A Milano occhio a Unicredit, Banco Bpm, Eni, Prysmian, Terna, Unieuro e Relatech

Sul listino milanese attenzione a Unicredit che, come riportato da MF-Milano Finanza, si copre dal rischio della partecipazione in Commerzbank, di cui dallo scorso 10 settembre è il primo azionista con il 9% e derivati per un ulteriore 11,5%. Negli ultimi giorni la banca guidata da Andrea Orcel ha chiamato la merchant americana Jefferies per assicurare la quota da eventuali fluttuazioni di mercato, utilizzando strumenti finanziari che mitigano il rischio di cali nei prezzi.
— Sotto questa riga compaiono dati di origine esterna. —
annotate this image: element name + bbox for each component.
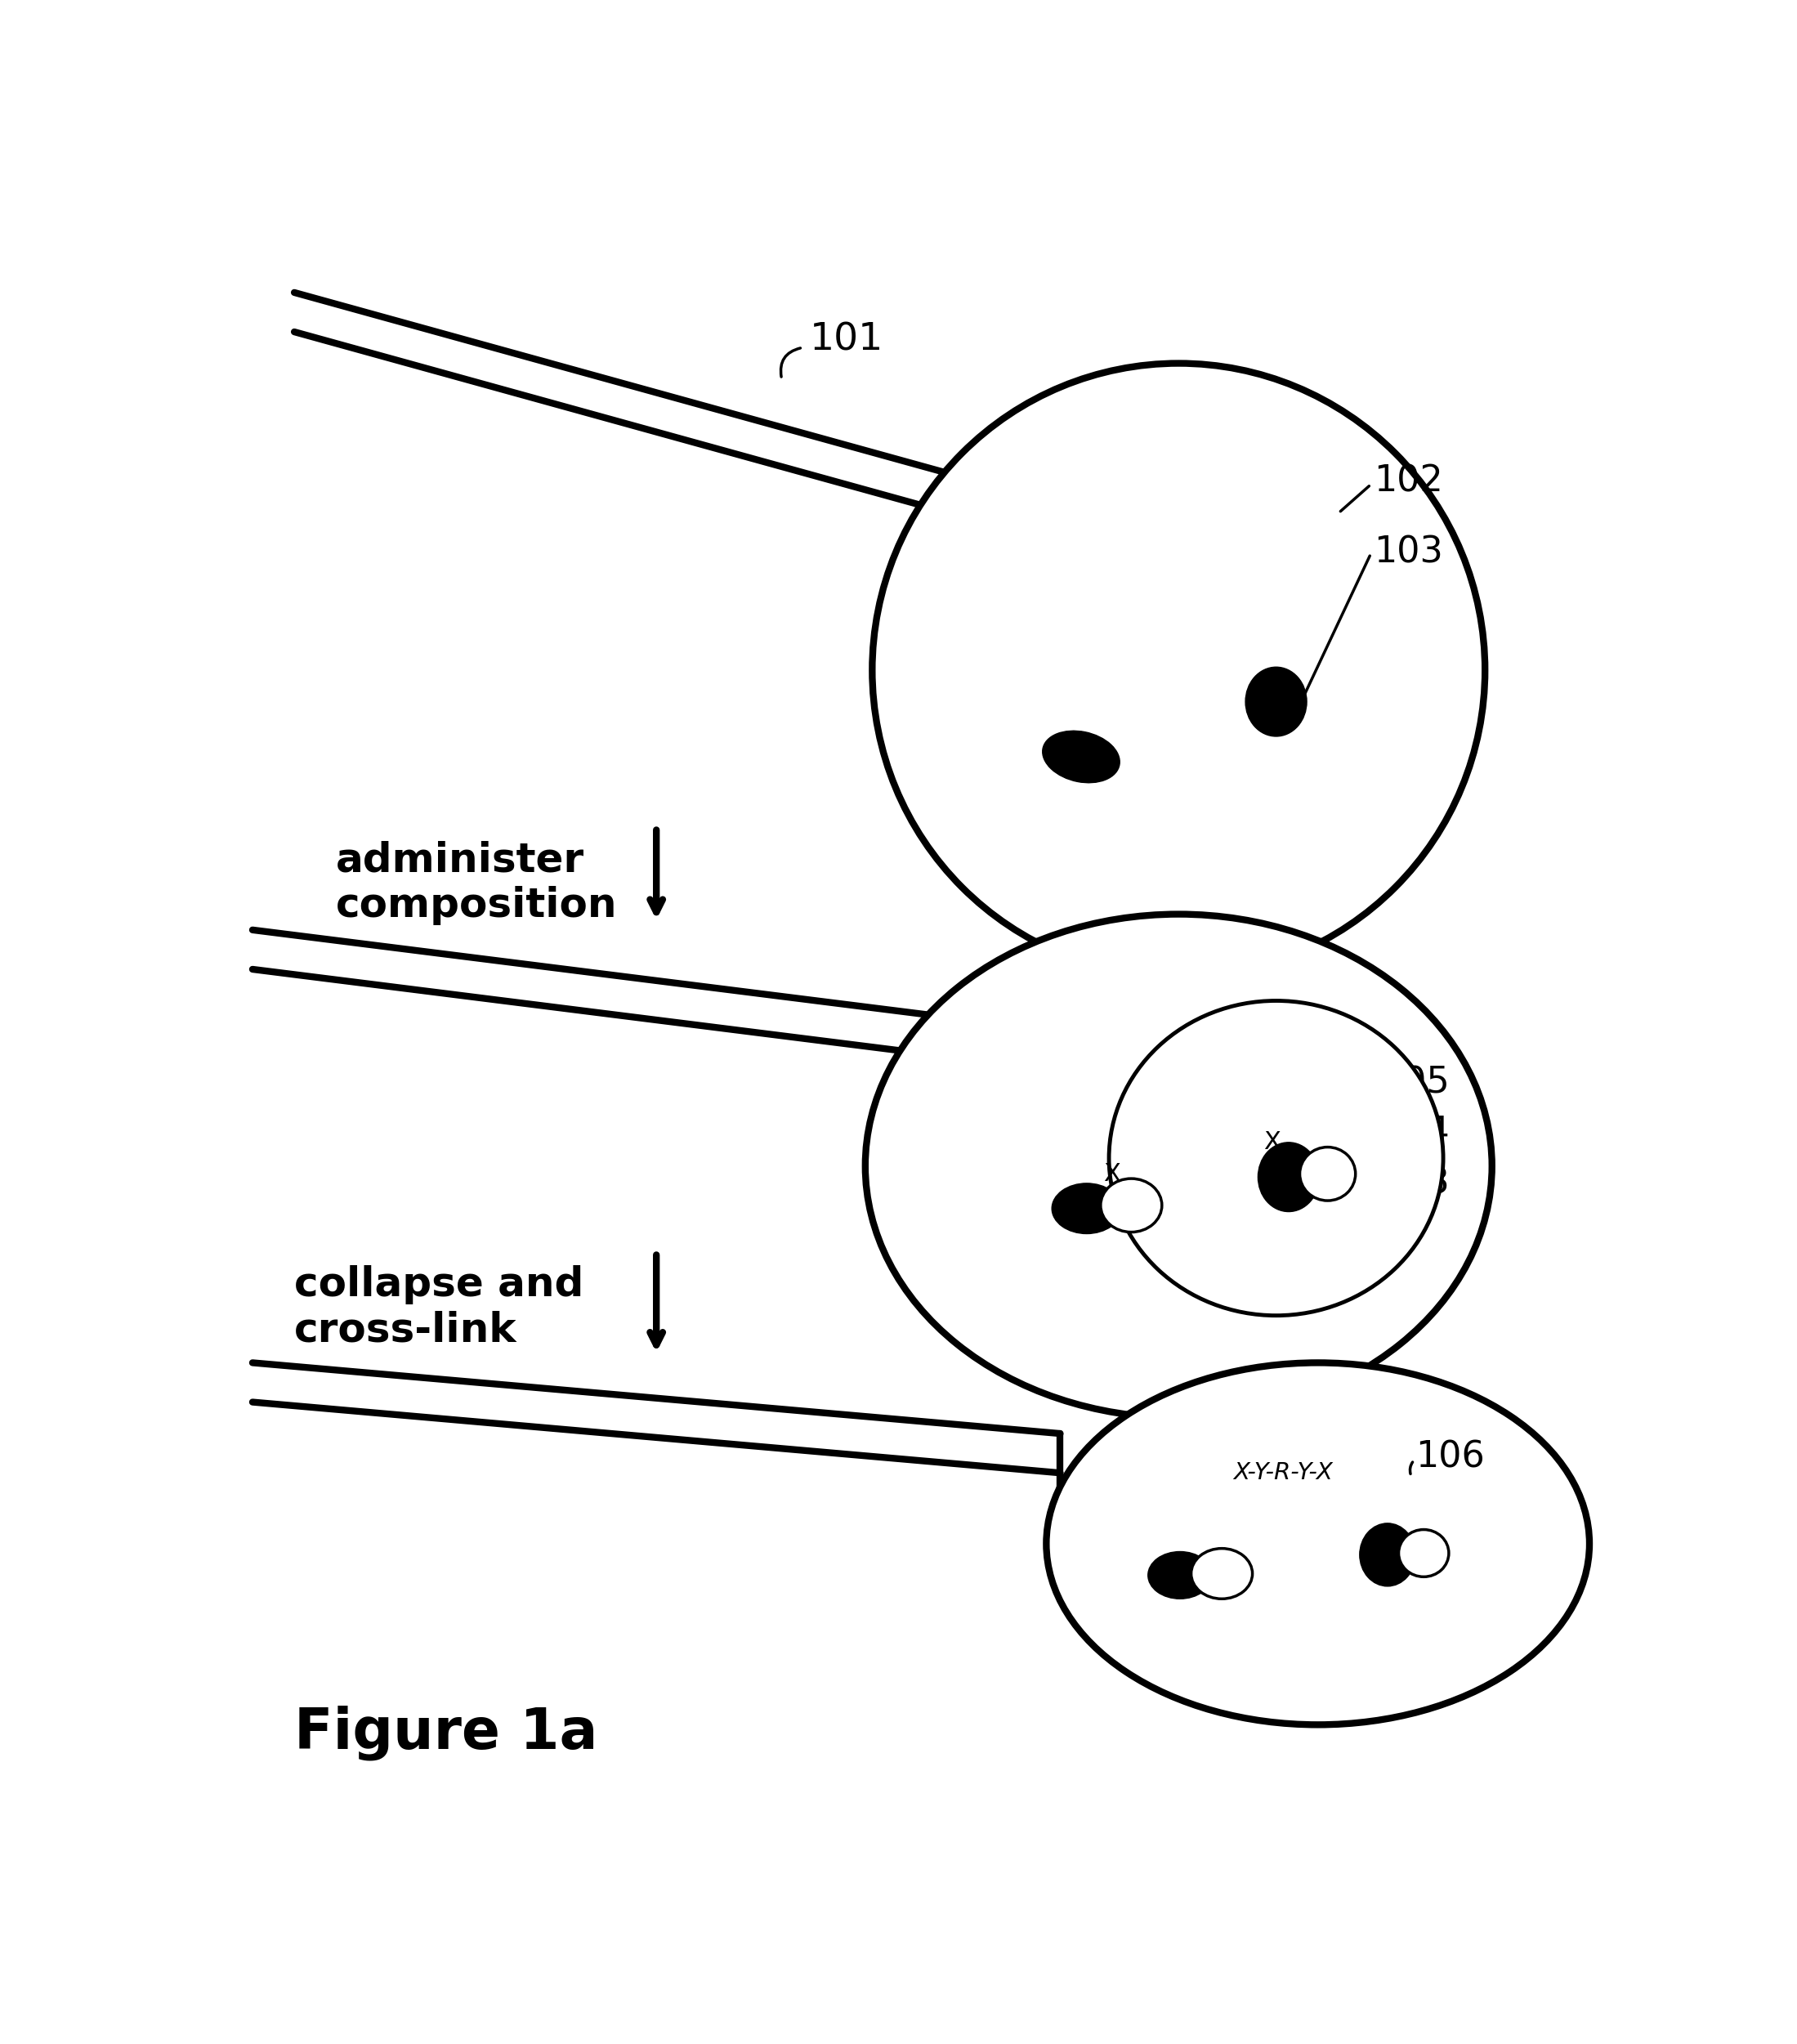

E proprio Jefferies, in un report raccolto da milanofinanza.it, ha confermato il rating buy e il target price a 40,26 euro su Unicredit, sottolineando che una fusione con Commerzbank sarebbe in grado di accrescere sia l’utile per azione sia il net asset value tangibile. «In base alle nostre ipotesi, riteniamo che Unicredit sia in grado di mantenere una guidance di distribuzione stand-alone di oltre 8,6 miliardi di euro nel 2025 e nel 2026, passando a circa 11 miliardi di euro dal 2027», si legge nel report.

Invece, S&P ha migliorato il rating di Banco Bpm di un notch a BBB/A-2. Una mossa che riflette il rafforzamento dell'additional loss-absorbing capacity dell’istituto di credito, derivante dal successo delle attività di emissione di strumenti senior non-preferred e Tier 2 del gruppo, che hanno creato buffers più che adeguati all'interno della struttura del capitale e delle passività. L'outlook è stabile. Contemporaneamente, S&P ha indicato la propria aspettativa che la forte presenza di Banco Bpm nelle aree più ricche del Nord Italia e il modello di business ben diversificato siano destinati a sostenere la stabilità del business nei prossimi anni.

Conti e accordo, poi, per Eni che nei primi nove mesi del 2024 ha registrato un utile netto adjusted pari a 4,3 miliardi di euro, in calo del 34% anno su anno, ha incrementato il piano di buyback a 2 miliardi di euro e con Seri Industrial, azienda attiva nel settore degli accumulatori di energia, ha stretto un accordo per il potenziale sviluppo della filiera industriale delle batterie elettrochimiche al litio-ferro-fosfato per applicazioni storage e per mobilità elettrica industriale e commerciale. L’intesa esplora la possibilità di costituire una società compartecipata per realizzare nel sito Eni di Brindisi un impianto di produzione accumuli di energia elettrica di tipo stazionario, una linea di produzione di materia attiva, input del processo produttivo, e di riciclo delle batterie, che affiancherà un impianto analogo in corso di realizzazione da Fib, società controllata da Seri Industrial, nella provincia di Caserta. Il cda di Eni ha anche deliberato di distribuire agli azionisti la seconda delle quattro tranche del dividendo 2024, a valere sulle riserve disponibili, di 0,25 euro (su un’erogazione complessiva annuale pari a 1 euro).

Leggi anche: 

Invece, Prysmian ha un backlog nella trasmissione di energia pari a 4-5 anni di ricavi come ha detto l’ad, Massimo Battaini, durante l'Energy Transition Forum e Terna ha sottoscritto con la Bei un finanziamento da 400 milioni che mira a rafforzare l’efficienza e l’affidabilità della rete di trasmissione nazionale. Infine, si ricorda che termina l’offerta pubblica volontaria di acquisto e scambio di Fnac Darty e Ruby Equity Investment Sarl su azioni ordinarie Unieuro e l’opa totalitaria su azioni ordinarie promossa da Gemini BidCo su Relatech.